No large company is completely ethical, because it is impossible to ensure the
ethical behavior of thousands of individual employees.  But painting Microsoft
or any other one company as a Great Satan is the acme of naïveté.

> Corporations were required by the Netscape license
> to pay a fee to Netscape for the browser installs.

All the more reason to install MSIE, which is free.  Not to mention that MSIE is
technically superior to Netscape.  Additionally, unlike Netscape, MSIE can be
heavily customized and branded, and this was hugely important to many companies
using or redistributing it.

> Thus when given a choce between a free Microsoft=
> supplied browser, and a for-fee Netscape browser,
> everyone used the Microsoft one.  Product dumping,
> in effect.

So where is the harm to the consumer?  A good browser that you must pay for, or
a better browser for free.  Looks like the consumer got a pretty good deal.

> I have read the court transcripts and it's shocking
> that Microsoft actually believed that the court
> would swallow some of the things they said during
> the trial.

Read the decisions, not the transcripts.

> In fact the most surprising thing about the
> entire trial was the enormous level of disrespect
> that Microsoft showed to the court.  You would
> think that they had more brains than that.

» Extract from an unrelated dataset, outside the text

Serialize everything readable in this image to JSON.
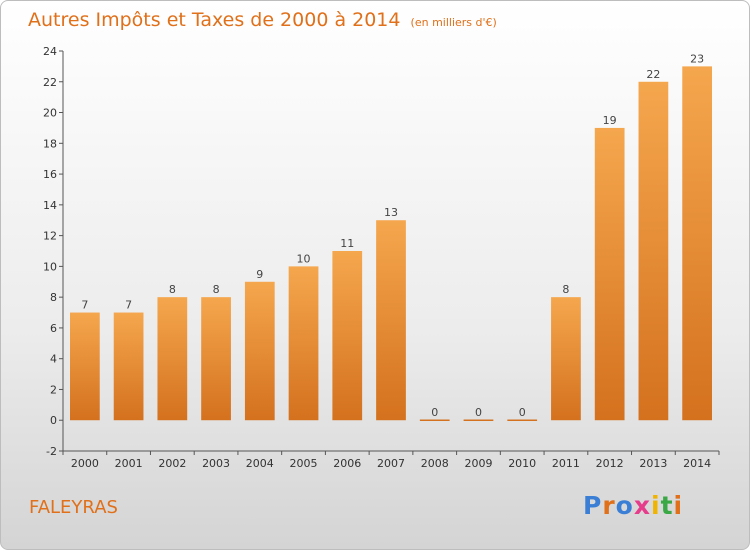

People at Microsoft are geeks for the most part.  That's what got them into this
mess in the first place.  They are good technicians, but they don't realize when
they are making enemies.  And Bill Gates was among the most clueless of the lot.
If he and his company had kept a lower profile, his competitors would have never
developed their irrational hatred of Microsoft.

> They should have been crawling on their knees
> begging for leiency - once they got it and the
> case was closed then they could run around and
> brag about how stupid the trial was.  But
> to do that beforehand was the ultimate in
> stupidity.

Over the long term, it didn't really matter, and I think Microsoft's lawyers
realized that.  Antitrust proceedings in a fast-moving field like IT tend not to
have significant effects on a company's business.  By the time a decision is
handed down, the entire industry has moved on.